Videospielpsychologie



Beide Spiele arbeiten mit einer Idee, die spannend und riskant zugleich ist: Sie legen mir eine große Datenbank an Videos vor, die ich sorgfältig durchforste, um mir durch die dort vorhandenen Videoausschnitte die größere Storyline selbst zu erschließen. Ich starte buchstäblich bei Null, ohne Tutorial, ohne Einführung in die Figuren, die in den Videos auftauchen, ja selbst ohne klares Ziel, wofür ich das tue und was überhaupt als Ergebnis am Ende herauskommen soll. Mehr noch: Was ist überhaupt das Ende? Gibt es ein Ende?

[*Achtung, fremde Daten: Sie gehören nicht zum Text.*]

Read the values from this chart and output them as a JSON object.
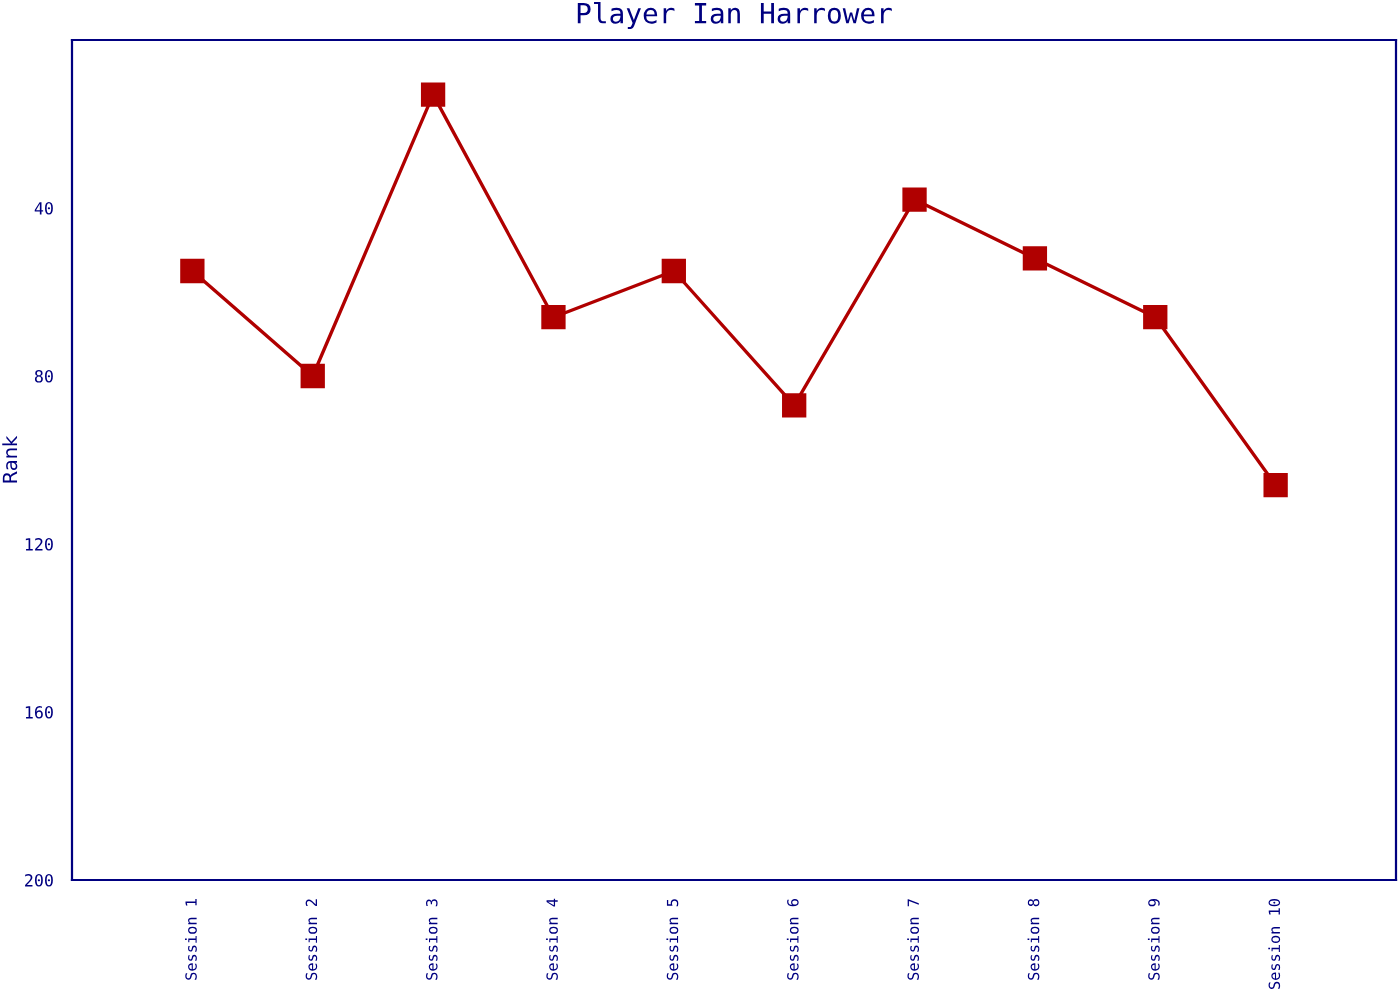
{
  "chart_data": {
    "type": "line",
    "title": "Player Ian Harrower",
    "ylabel": "Rank",
    "categories": [
      "Session 1",
      "Session 2",
      "Session 3",
      "Session 4",
      "Session 5",
      "Session 6",
      "Session 7",
      "Session 8",
      "Session 9",
      "Session 10"
    ],
    "series": [
      {
        "color": "#b00000",
        "values": [
          55,
          80,
          13,
          66,
          55,
          87,
          38,
          52,
          66,
          106
        ]
      }
    ],
    "ylim": [
      200,
      0
    ],
    "yticks": [
      40,
      80,
      120,
      160,
      200
    ],
    "grid": false,
    "marker": "square",
    "line_style": "solid"
  }
}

Mit einem ersten Suchbegriff greife ich in die Datenbank hinein und lasse mich von da an einfach treiben. Pro Begriff werden nur die ersten fünf Ergebnisse angezeigt - mit einem "und" komme ich also nicht weit, wenn die Suche 143 Treffer ausspuckt. Schon bald suche ich nach Namen, Orten und Zitaten, manchmal auch nach einem "Fuck!" oder anderen Ausrufen, die Menschen, wie sie auch die Figuren dieser Spiele eben sind, bei Frust oder Wut hin und wieder über die Lippen kommen.

Die Videos selbst sind reale Aufnahmen, gedreht mit echten Menschen vor echten Kameras, und deshalb nicht nur auf den ersten Blick ungewohnt für mein Spielerauge, das sonst entweder In-Engine-Grafik oder CGI-Animation gewohnt ist, auf jeden Fall aber durch einen Computer berechnete Bilder. Manch einer mag diese Art von FMV ("Full Motion Video"), also reale Aufnahmen in virtuellen Spielen, seltsam finden und sich nicht gleich damit anfreunden können. So ergeht es mir in der Regel auch. Aber nicht hier. Denn Her Story und Telling Lies erzählen Geschichten von echten Menschen, glaubwürdigen Charakteren, Geschichten von Eltern, Partnern, Freunden, Kollegen.

Es gibt hier kein Uncanny Valley, sondern man beobachtet die Schauspieler und ihr Verhalten ganz genau: was sie sagen, ob sie lächeln, wie sie sich im Ton vergreifen, ertappt die Haare flechten oder miteinander umgehen. Beide Spiele drehen sich auch um Psychologie, denn nicht nur will ich wissen, was die übergeordnete Storyline ist, sondern ich will die Menschen auch näher kennenlernen und sie verstehen.

Ihre Gefühle, ihre Ängste, ihre Absichten: Das sind die Treiber dieser Videos, die das Anschauen so spannend und das Kennenlernen der Figuren so bedeutsam machen. Ich erlebe Frust und Enttäuschung, Glück und Liebe, manchmal auch Hass und Gewalt hautnah mit. Ein bisschen Voyeurismus gehört dazu, aber es ist hier im Kern eher ein psychologisches Forschungsinteresse, ausgelebt an einer fiktiven und inszenierten, aber glaubwürdigen und greifbaren Story.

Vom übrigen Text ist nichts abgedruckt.